AWS Announces General Availability of AWS Control Tower

Amazon Web Services Inc. announced the general availability of AWS Control Tower, a service that makes it easy for customers to set up and continuously govern secure, compliant multi-account AWS environments. AWS Control Tower gives customers an automated landing zone – a pre-configured environment built according to AWS best-practices – as well as a pre-packaged set of guardrails – clearly defined rules for security, operations, and compliance – that provide ongoing governance. Customers can use AWS Control Tower to deploy their new multi-account environment with just a few clicks in the AWS Management Console. There are no additional charges or upfront commitments required to use AWS Control Tower, and customers pay only for AWS services enabled in order to set up their landing zone and operate their guardrails. To get started with AWS Control Tower, visit: https://aws.amazon.com/controltower.

Organizations migrating to AWS often need to manage a large number of accounts across distributed teams. AWS’s existing management and governance services, such as AWS Organizations and AWS Config, give customers granular control over their environments, but many organizations also want more prescriptive guidance and help setting up a secure environment spanning many accounts. Customers also want to ensure that they’re using all the right tools and that they understand how those tools can create and enforce central policies for their teams to deploy workloads in a secure and compliant way. And of course they want to do all of this without sacrificing the speed, agility, and fine-grained control that AWS provides.

AWS Control Tower addresses these challenges by enabling central cloud teams to automatically deploy a single landing zone where their teams can provision accounts and workloads according to industry and AWS standards for identity, federated access, and account structure. The landing zone employs best-practices blueprints, such as configuring a multi-account structure using AWS Organizations, managing user identities and federated access with AWS Single Sign-On, provisioning accounts using an account factory through AWS Service Catalog, centralizing a log archive using AWS CloudTrail and AWS Config, and much more. AWS Control Tower offers a curated set of guardrails which are based on AWS best practices and common customer policies for governance. Guardrails establish a configuration baseline, prevent the deployment of resources that don’t conform to these policies, and continuously monitor deployed resources for non-conformance.

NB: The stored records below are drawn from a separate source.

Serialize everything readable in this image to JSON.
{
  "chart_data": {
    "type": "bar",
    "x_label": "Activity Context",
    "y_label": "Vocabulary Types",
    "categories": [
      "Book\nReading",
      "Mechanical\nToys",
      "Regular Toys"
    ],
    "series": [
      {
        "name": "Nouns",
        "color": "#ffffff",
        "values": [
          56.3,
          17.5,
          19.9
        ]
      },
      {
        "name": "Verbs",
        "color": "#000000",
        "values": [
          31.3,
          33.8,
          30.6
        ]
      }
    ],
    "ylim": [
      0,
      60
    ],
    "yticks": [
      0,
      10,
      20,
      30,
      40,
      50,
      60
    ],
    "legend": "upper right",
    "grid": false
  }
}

The landing zone features a standard set of default guardrails, and customers can enforce more granular governance by applying recommended guardrails to groups of accounts at any time. Guardrails for an organization remain in effect as new accounts are created or existing accounts change. All of this can be easily managed and monitored through the AWS Control Tower dashboard, providing customers with centralized visibility into their AWS environment, including information about accounts provisioned, guardrails enabled, and the guardrail compliance status of accounts.

“One of the most common reasons customers tell us that they choose AWS is that it allows their teams to build and innovate more quickly. The speed, fine-grained control, and autonomy provided by AWS are crucial benefits, but customers also want a simple, automated, and centralized way to ensure all of that distributed work is being done securely and in accordance with their policies,” said Dave McCann, VP of Marketplace and Migration, AWS. “Not only does AWS Control Tower make deploying a multi-account environment and establishing governance controls as easy as selecting items from a menu, it also gives customers a roadmap for how to get it right based upon AWS’s experience helping thousands of enterprise customers create secure and compliant cloud environments.”

AWS Control Tower is available today in US East (N Virginia), US East (Ohio), US West (Oregon), and EU (Ireland) with additional regions coming soon.